Remote teaching: engaging students through lecture chunking and interactivity

Dr Saloni Krishnan, Department of Psychology

Due to the COVID-19 pandemic, most university lectures in the penultimate and final weeks of the spring term for 2020 were moved online. My last lecture for a first year psychology course was affected, and I had to change my plan for a regular “live” lecture to a recorded online lecture. The first challenge was that half of my lecture was meant to be revision, bringing together concepts they had encountered across the module and giving them examples of exam questions. The other challenge was that the lecture was quite interactive, and was meant to be led by student discussion.

I decided to deliver this lecture in parts, rather than as one whole 2-hour chunk. I'd read that this makes things more manageable for students with poor internet connections. I was able to finish a chunk with a directive to complete an interactive activity on Moodle. This allowed me to bring back some of the interaction. I consciously decided not to listen and re-record parts to make it “perfect”, hence bringing it closer to a real lecture (and saving some time). I mostly stuck to this model, although I did do a couple of re-takes at the start as I wasn’t used to lecturing without an audience. I was familiar with Panopto as I tend to deliver my lectures from my own laptop, so this wasn’t an issue I faced. 

I set up 3 different activities that students could complete in their own time. Two of these involved applying material they encountered in the lecture to judge the type and quality of evidence involved. I set up simple discussion forums for both of these activities. I encouraged students to use these forums, and monitored them regularly, posting responses to student responses (although I did set a deadline for the end of term on this). A fair few students did have a go, and this number increased when students saw that I was responding to their answers. Another activity was a drag-and-drop exercise involving creating the correct hierarchy of evidence (a key concept I was illustrating), for which they could receive immediate feedback. I didn't know Moodle had this tool - it's one that I might use in regular lectures later.


Finally, I used Mentimeter to deliver an online live quiz. The rationale was that I didn’t want students to have permanent access to the questions, as some of them were drawn from the MCQ database. I also wanted to encourage some level of live interaction, so students would know I was available and responsive. The quiz link and QR code was embedded in the lecture, and I also sent a message via the lecture forum about 10 minutes before it was due to start. I had a fair number of students join in, and it was nice to see that they were on track with their learning (although I recognise the selection bias inherent here). Although this worked well, I did miss the chance to interact with their responses, like explain common errors, or congratulate them when a majority got their responses right. Also Mentimeter had a quiz limit with a free account, which was a bit of an annoyance.

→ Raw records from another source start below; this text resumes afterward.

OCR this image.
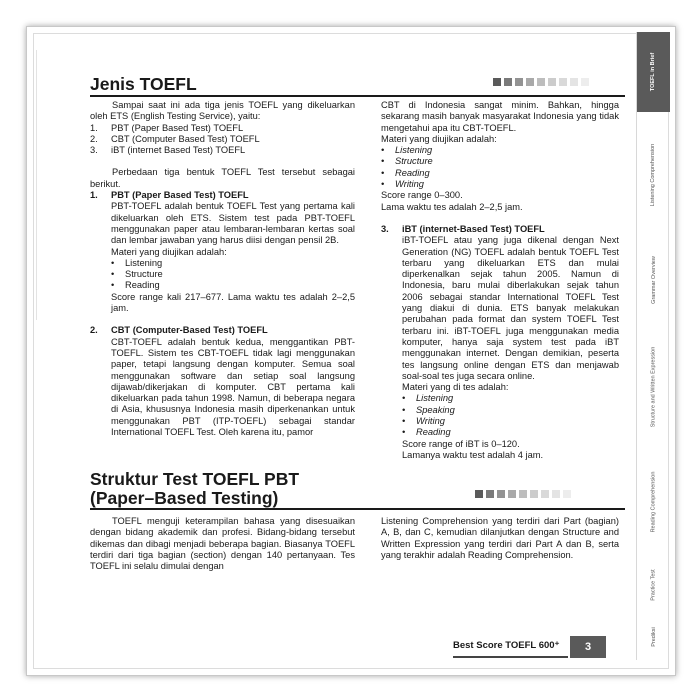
Jenis TOEFL

Sampai saat ini ada tiga jenis TOEFL yang dikeluarkan oleh ETS (English Testing Service), yaitu:

1.	PBT (Paper Based Test) TOEFL
2.	CBT (Computer Based Test) TOEFL
3.	iBT (internet Based Test) TOEFL

Perbedaan tiga bentuk TOEFL Test tersebut sebagai berikut.

1.	PBT (Paper Based Test) TOEFL

PBT-TOEFL adalah bentuk TOEFL Test yang pertama kali dikeluarkan oleh ETS. Sistem test pada PBT-TOEFL menggunakan paper atau lembaran-lembaran kertas soal dan lembar jawaban yang harus diisi dengan pensil 2B.

Materi yang diujikan adalah:

•	Listening
•	Structure
•	Reading

Score range kali 217–677. Lama waktu tes adalah 2–2,5 jam.

2.	CBT (Computer-Based Test) TOEFL

CBT-TOEFL adalah bentuk kedua, menggantikan PBT-TOEFL. Sistem tes CBT-TOEFL tidak lagi menggunakan paper, tetapi langsung dengan komputer. Semua soal menggunakan software dan setiap soal langsung dijawab/dikerjakan di komputer. CBT pertama kali dikeluarkan pada tahun 1998. Namun, di beberapa negara di Asia, khususnya Indonesia masih diperkenankan untuk menggunakan PBT (ITP-TOEFL) sebagai standar International TOEFL Test. Oleh karena itu, pamor

CBT di Indonesia sangat minim. Bahkan, hingga sekarang masih banyak masyarakat Indonesia yang tidak mengetahui apa itu CBT-TOEFL.

Materi yang diujikan adalah:

•	Listening
•	Structure
•	Reading
•	Writing

Score range 0–300.

Lama waktu tes adalah 2–2,5 jam.

3.	iBT (internet-Based Test) TOEFL

iBT-TOEFL atau yang juga dikenal dengan Next Generation (NG) TOEFL adalah bentuk TOEFL Test terbaru yang dikeluarkan ETS dan mulai diperkenalkan sejak tahun 2005. Namun di Indonesia, baru mulai diberlakukan sejak tahun 2006 sebagai standar International TOEFL Test yang diakui di dunia. ETS banyak melakukan perubahan pada format dan system TOEFL Test terbaru ini. iBT-TOEFL juga menggunakan media komputer, hanya saja system test pada iBT menggunakan internet. Dengan demikian, peserta tes langsung online dengan ETS dan menjawab soal-soal tes juga secara online.

Materi yang di tes adalah:

•	Listening
•	Speaking
•	Writing
•	Reading

Score range of iBT is 0–120.

Lamanya waktu test adalah 4 jam.

Struktur Test TOEFL PBT
(Paper–Based Testing)

TOEFL menguji keterampilan bahasa yang disesuaikan dengan bidang akademik dan profesi. Bidang-bidang tersebut dikemas dan dibagi menjadi beberapa bagian. Biasanya TOEFL terdiri dari tiga bagian (section) dengan 140 pertanyaan. Tes TOEFL ini selalu dimulai dengan

Listening Comprehension yang terdiri dari Part (bagian) A, B, dan C, kemudian dilanjutkan dengan Structure and Written Expression yang terdiri dari Part A dan B, serta yang terakhir adalah Reading Comprehension.

TOEFL in Brief
Listening Comprehension
Grammar Overview
Structure and Written Expression
Reading Comprehension
Practice Test
Prediksi
Best Score TOEFL 600⁺	3
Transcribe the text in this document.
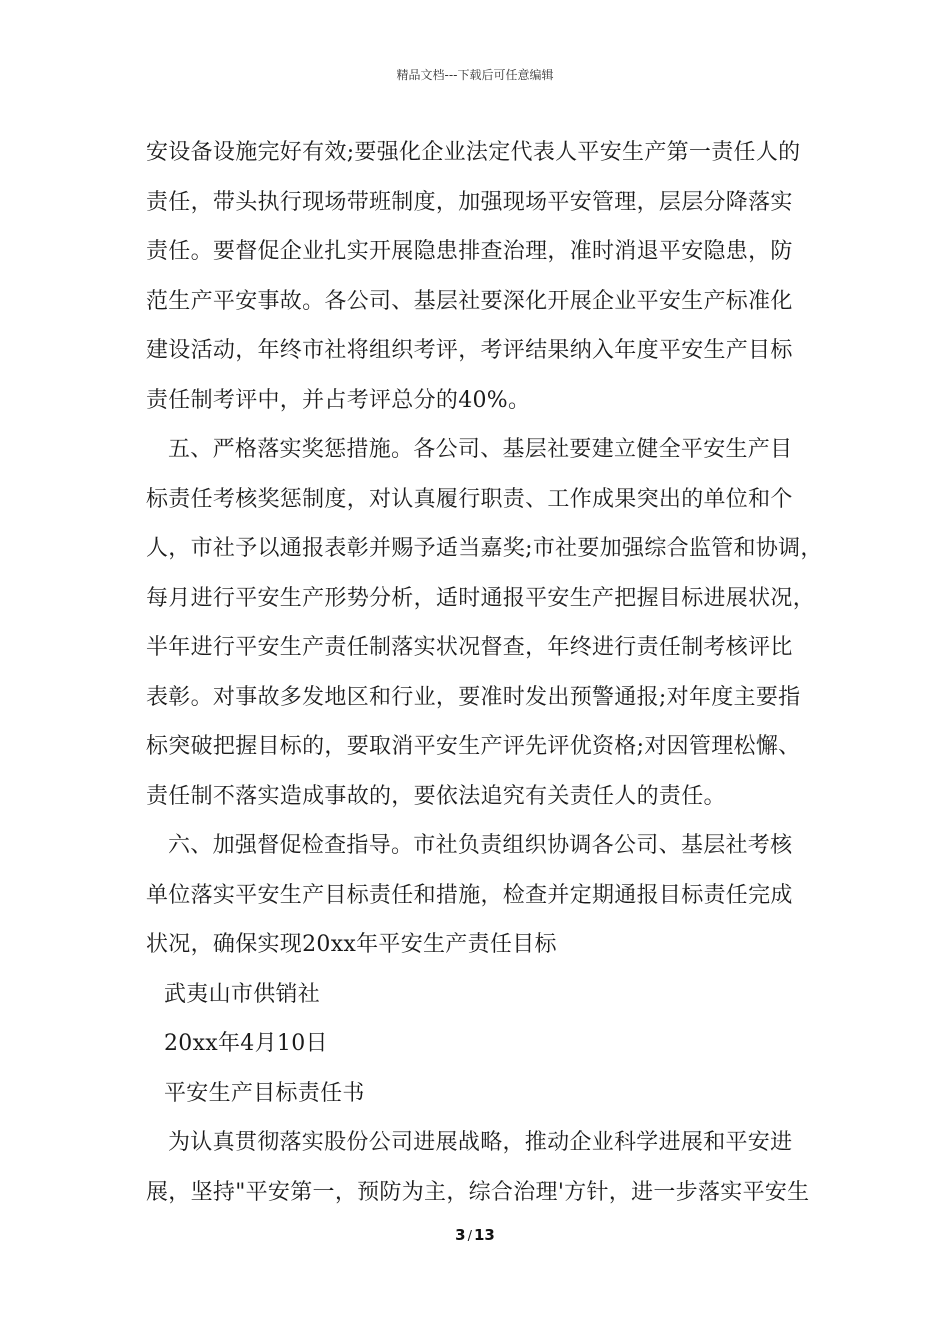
精品文档---下载后可任意编辑
安设备设施完好有效;要强化企业法定代表人平安生产第一责任人的
责任，带头执行现场带班制度，加强现场平安管理，层层分降落实
责任。要督促企业扎实开展隐患排查治理，准时消退平安隐患，防
范生产平安事故。各公司、基层社要深化开展企业平安生产标准化
建设活动，年终市社将组织考评，考评结果纳入年度平安生产目标
责任制考评中，并占考评总分的40%。
五、严格落实奖惩措施。各公司、基层社要建立健全平安生产目
标责任考核奖惩制度，对认真履行职责、工作成果突出的单位和个
人，市社予以通报表彰并赐予适当嘉奖;市社要加强综合监管和协调，
每月进行平安生产形势分析，适时通报平安生产把握目标进展状况，
半年进行平安生产责任制落实状况督查，年终进行责任制考核评比
表彰。对事故多发地区和行业，要准时发出预警通报;对年度主要指
标突破把握目标的，要取消平安生产评先评优资格;对因管理松懈、
责任制不落实造成事故的，要依法追究有关责任人的责任。
六、加强督促检查指导。市社负责组织协调各公司、基层社考核
单位落实平安生产目标责任和措施，检查并定期通报目标责任完成
状况，确保实现20xx年平安生产责任目标
武夷山市供销社
20xx年4月10日
平安生产目标责任书
为认真贯彻落实股份公司进展战略，推动企业科学进展和平安进
展，坚持"平安第一，预防为主，综合治理'方针，进一步落实平安生
3 / 13
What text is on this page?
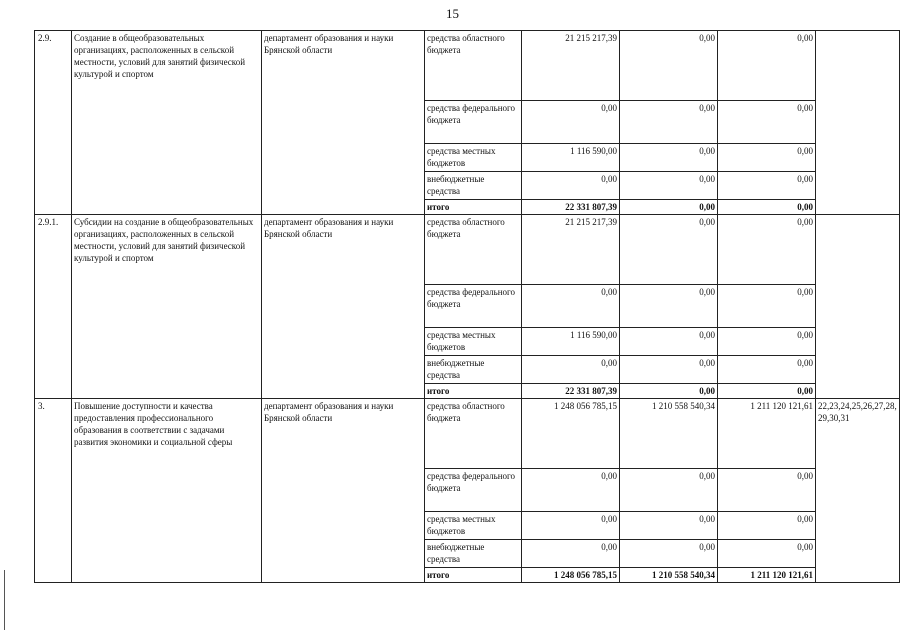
15
2.9.	Создание в общеобразовательных организациях, расположенных в сельской местности, условий для занятий физической культурой и спортом	департамент образования и науки Брянской области	средства областного бюджета	21 215 217,39	0,00	0,00	
			средства федерального бюджета	0,00	0,00	0,00	
			средства местных бюджетов	1 116 590,00	0,00	0,00	
			внебюджетные средства	0,00	0,00	0,00	
			итого	22 331 807,39	0,00	0,00	
2.9.1.	Субсидии на создание в общеобразовательных организациях, расположенных в сельской местности, условий для занятий физической культурой и спортом	департамент образования и науки Брянской области	средства областного бюджета	21 215 217,39	0,00	0,00	
			средства федерального бюджета	0,00	0,00	0,00	
			средства местных бюджетов	1 116 590,00	0,00	0,00	
			внебюджетные средства	0,00	0,00	0,00	
			итого	22 331 807,39	0,00	0,00	
3.	Повышение доступности и качества предоставления профессионального образования в соответствии с задачами развития экономики и социальной сферы	департамент образования и науки Брянской области	средства областного бюджета	1 248 056 785,15	1 210 558 540,34	1 211 120 121,61	22,23,24,25,26,27,28, 29,30,31
			средства федерального бюджета	0,00	0,00	0,00	
			средства местных бюджетов	0,00	0,00	0,00	
			внебюджетные средства	0,00	0,00	0,00	
			итого	1 248 056 785,15	1 210 558 540,34	1 211 120 121,61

None of the activities were mandatory as this was only to help students integrate material, but wasn’t essential. I made students aware of this, and also encouraged them to take care of themselves in the first case (I was aware some students were trying to get back to their home countries while borders were closing, facing quarantine etc.) – and this wasn’t their first priority.

There was a lot of administration involved in setting up this lecture. Students needed to know when the lectures would be available. I mentioned the quiz about a week in advance of posting the lecture. When I posted the lecture, I also posted an overview of the multiple parts, and clearly signposted the activities they would need to complete. I also reminded them about the online quiz. Finally, at the end of the quiz, I used the forum to announce the “winner” and also direct them to a specimen paper on Moodle they could look at if they wanted. 

All in all, after my initial fears about the the move to online teaching, I quite enjoyed delivering this lecture. It was lovely to see students log on for the online Moodle quiz – it reminded me about how motivated students can be. The Moodle forums now highlight great examples of how students think through an applied exercise. If I had to do this again, I think I would like to set up some form of a live chat alongside the lecture, where students could also post questions, and we could have a live discussion.